- Cottonwood Location in California Cottonwood Cottonwood (the United States)
- Coordinates: 38°39′30″N 121°58′16″W﻿ / ﻿38.65833°N 121.97111°W
- Country: United States
- State: California
- County: Yolo
- Elevation: 160 ft (50 m)

= Cottonwood, Yolo County, California =

Cottonwood is a former settlement in Yolo County, California, United States. It was located 2 mi south of Madison, at an elevation of 164 feet (50 m). It still appeared on maps as of 1917.

==History==
Cottonwood was named for the large number of cottonwood trees in the vicinity. Charles Heinrich founded the town in 1852 when he established a store. The same year he bought 160 acres, which were bounded on each side by land purchased by others. This area was served by the Cache Creek Post Office which began its service on March 24, 1852. A racetrack was constructed by Andrew Work about one mile northeast of the store that Heinrich built. The upkeep of animals at the racetrack made way for the establishment of a local blacksmith in 1852.

In 1861 Henry and Caroline Fredrick gave three acres for a Union School on the corner of roads 90 and 23. By 1870 the area had a hotel, a saloon, two stores, a blacksmith, a wagon maker, a saddler, and a shoemaker. A Congregational Church building was also present.
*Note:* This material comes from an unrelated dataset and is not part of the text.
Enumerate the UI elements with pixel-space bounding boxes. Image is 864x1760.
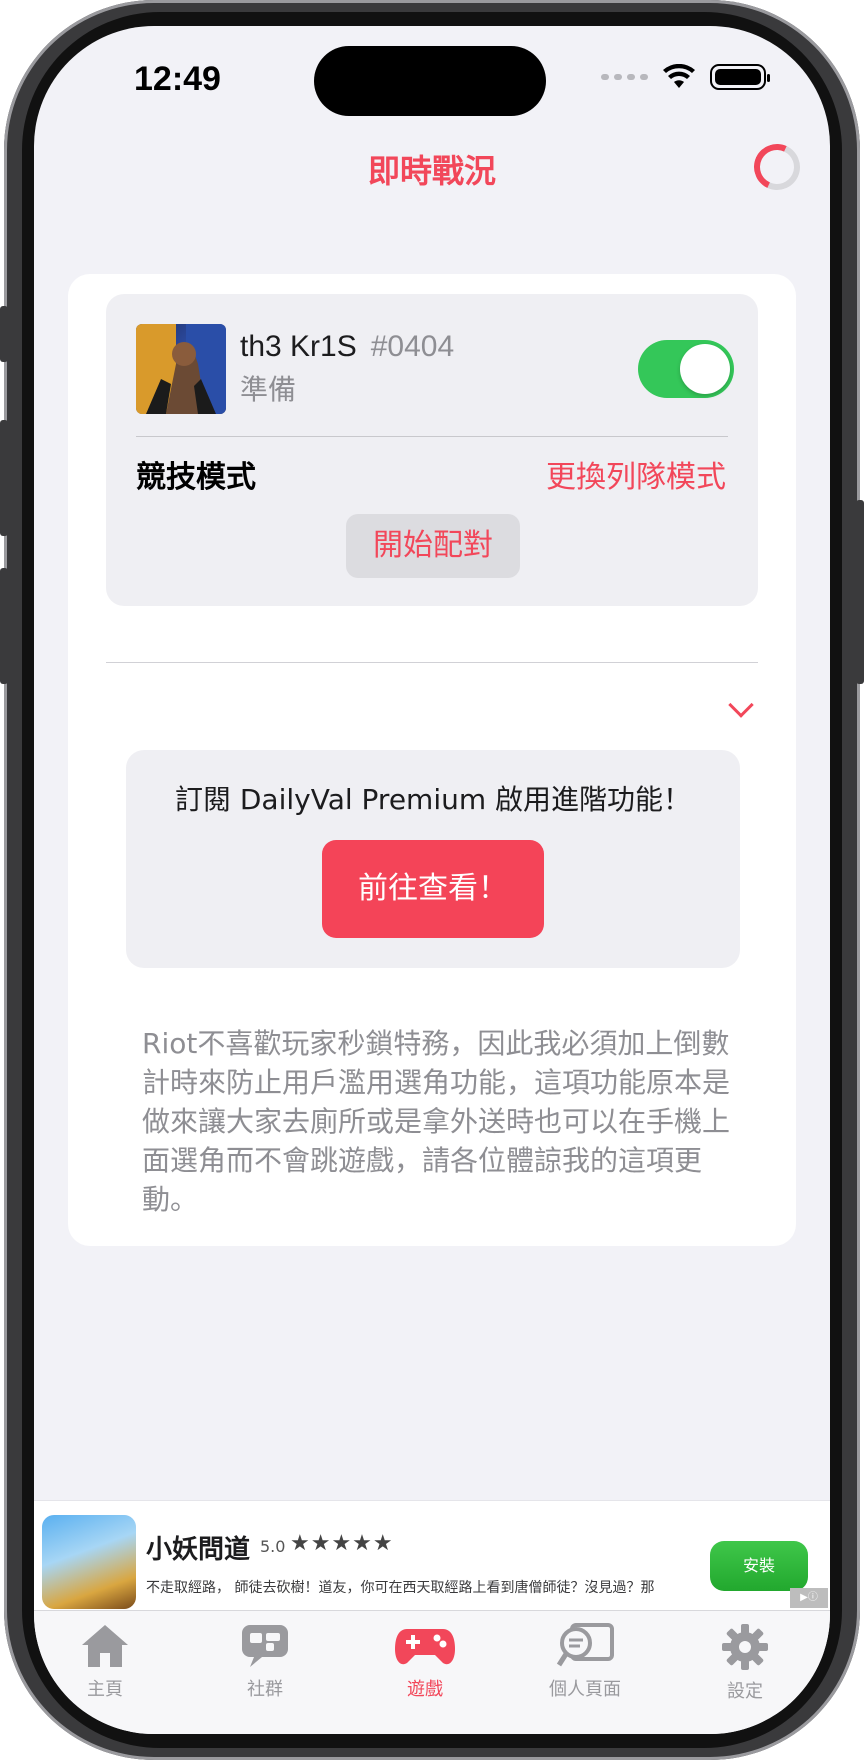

Many of the buildings, businesses, and residents of Cottonwood moved from their little town to Madison, one mile north, when the a rail line connecting Vaca Valley to the Clear Lake Railroad line bypassed them on its way to Madison. The decision to bypass Cottonwood was made when D.B. Hurlbut gave the right-of-way through his land and a $1,000 donation for the rail-company to construct a terminal in Madison. The road was graded from Winters to Hurlbut's land by area resident George W. Scott. Even the Cache Creek Post Office moved to Madison on March 29, 1877. The only thing left in Cottonwood was the Cottonwood Cemetery with tombstones from the 1860s and 1870s. The Cottonwood Cemetery is still in active use today.